"Meus textos usam IA, meu pensamento, não": a frase que sacudiu o jornalismo brasileiro e por que ela importa para todo profissional de comunicação
Um escândalo na maior redação do Brasil, dois profissionais em lados opostos e uma pergunta que ninguém mais pode ignorar: você sabe mesmo o que está fazendo com a inteligência artificial?
Em 7 de fevereiro, a ombudsman da Folha de S. Paulo revelou que textos da colunista Natalia Beauty eram produzidos com apoio de inteligência artificial. Questionada, a própria colunista confirmou o uso da ferramenta e afirmou que o conteúdo, opinião e responsabilidade eram dela. A apuração deixou explícito que o jornal não proíbe a tecnologia e admite seu uso, transformando um caso individual em debate público sobre autoria, transparência e limites profissionais.

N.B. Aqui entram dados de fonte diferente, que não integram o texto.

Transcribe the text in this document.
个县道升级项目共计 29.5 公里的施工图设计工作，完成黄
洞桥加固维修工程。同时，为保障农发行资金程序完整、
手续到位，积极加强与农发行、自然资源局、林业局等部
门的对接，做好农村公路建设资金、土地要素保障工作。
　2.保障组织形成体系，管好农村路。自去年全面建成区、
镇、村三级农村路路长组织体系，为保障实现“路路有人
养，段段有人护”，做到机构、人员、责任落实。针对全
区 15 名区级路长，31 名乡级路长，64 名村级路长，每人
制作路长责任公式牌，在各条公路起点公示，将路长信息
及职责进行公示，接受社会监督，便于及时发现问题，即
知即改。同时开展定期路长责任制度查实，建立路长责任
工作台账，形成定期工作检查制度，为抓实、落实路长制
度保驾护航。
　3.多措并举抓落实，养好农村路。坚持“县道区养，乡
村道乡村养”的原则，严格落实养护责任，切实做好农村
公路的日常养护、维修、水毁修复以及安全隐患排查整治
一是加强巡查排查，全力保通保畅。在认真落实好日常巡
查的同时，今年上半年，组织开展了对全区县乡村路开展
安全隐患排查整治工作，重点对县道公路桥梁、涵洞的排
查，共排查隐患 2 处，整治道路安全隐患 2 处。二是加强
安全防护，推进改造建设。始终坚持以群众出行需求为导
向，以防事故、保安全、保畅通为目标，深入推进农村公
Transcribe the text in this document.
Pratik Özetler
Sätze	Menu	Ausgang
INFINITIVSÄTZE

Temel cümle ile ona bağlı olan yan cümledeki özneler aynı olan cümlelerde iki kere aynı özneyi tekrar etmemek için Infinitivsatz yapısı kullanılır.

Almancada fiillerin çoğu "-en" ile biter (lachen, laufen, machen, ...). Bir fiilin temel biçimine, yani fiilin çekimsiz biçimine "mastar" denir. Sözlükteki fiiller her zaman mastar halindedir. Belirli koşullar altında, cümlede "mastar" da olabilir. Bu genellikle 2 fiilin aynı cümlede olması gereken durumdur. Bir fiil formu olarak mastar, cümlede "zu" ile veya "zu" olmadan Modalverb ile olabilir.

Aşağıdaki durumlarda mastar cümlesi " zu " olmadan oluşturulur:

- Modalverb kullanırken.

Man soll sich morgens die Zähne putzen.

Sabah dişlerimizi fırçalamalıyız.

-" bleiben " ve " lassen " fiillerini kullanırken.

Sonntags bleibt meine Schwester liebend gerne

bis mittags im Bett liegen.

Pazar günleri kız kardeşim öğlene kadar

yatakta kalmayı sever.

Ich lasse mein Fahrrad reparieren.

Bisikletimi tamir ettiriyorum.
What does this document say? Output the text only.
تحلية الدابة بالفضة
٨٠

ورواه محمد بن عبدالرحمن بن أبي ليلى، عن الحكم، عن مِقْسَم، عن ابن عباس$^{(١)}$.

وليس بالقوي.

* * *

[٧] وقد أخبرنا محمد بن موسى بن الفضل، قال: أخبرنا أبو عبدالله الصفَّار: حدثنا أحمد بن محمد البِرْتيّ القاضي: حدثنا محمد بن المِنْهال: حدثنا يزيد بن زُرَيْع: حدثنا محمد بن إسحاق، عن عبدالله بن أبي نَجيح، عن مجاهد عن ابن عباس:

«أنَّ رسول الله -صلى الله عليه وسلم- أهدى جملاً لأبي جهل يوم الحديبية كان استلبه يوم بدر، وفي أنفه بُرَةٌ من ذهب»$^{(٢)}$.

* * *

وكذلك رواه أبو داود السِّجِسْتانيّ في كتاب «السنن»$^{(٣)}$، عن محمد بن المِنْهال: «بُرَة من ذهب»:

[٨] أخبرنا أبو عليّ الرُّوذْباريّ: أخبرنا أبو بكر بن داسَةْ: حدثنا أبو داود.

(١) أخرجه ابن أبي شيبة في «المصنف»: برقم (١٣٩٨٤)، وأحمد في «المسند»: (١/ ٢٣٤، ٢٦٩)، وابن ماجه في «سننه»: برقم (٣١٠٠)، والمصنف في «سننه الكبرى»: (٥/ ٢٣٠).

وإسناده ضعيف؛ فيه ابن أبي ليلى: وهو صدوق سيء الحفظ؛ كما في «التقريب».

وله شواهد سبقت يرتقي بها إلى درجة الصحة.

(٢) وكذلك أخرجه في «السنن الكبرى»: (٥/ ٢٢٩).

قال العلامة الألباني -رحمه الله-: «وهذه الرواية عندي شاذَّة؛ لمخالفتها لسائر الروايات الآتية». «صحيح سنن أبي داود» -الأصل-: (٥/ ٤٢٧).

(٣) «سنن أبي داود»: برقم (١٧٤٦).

A discussão ganhou outra dimensão quando o escritor Sérgio Rodrigues reagiu dizendo que ideias podem ser comuns, mas a formulação com linguagem própria continua sendo tarefa humana. O contraste entre as duas posições expôs a tensão central do mercado: IA como instrumento de eficiência versus risco de esvaziamento intelectual.
O tema saiu das redações e alcançou assessorias, agências e departamentos de marketing, onde a adoção acelerada muitas vezes ocorre sem método, critério ou domínio técnico.
Nesse cenário, a questão deixou de ser se a IA será usada e passou a ser como ela será usada com responsabilidade estratégica. A lacuna entre utilizar ferramentas e saber operá-las com consciência profissional já impacta qualidade, reputação e competitividade. É justamente para enfrentar essa distância entre uso e competência que surge a Imersão em IA para Comunicação & Marketing, programada para março no Recife.
FORMAÇÃO PRÁTICA NA CESAR SCHOOL
A jornalista pernambucana Wanessa Andrade, mestre em Estudos de Internet pelo ISCTE, em Lisboa, e radicada em Portugal, retorna ao Recife para liderar o curso presencial nos dias 14 e 21 de março na CESAR School, no ecossistema do Porto Digital, no Bairro do Recife. Serão quatro módulos de três horas cada.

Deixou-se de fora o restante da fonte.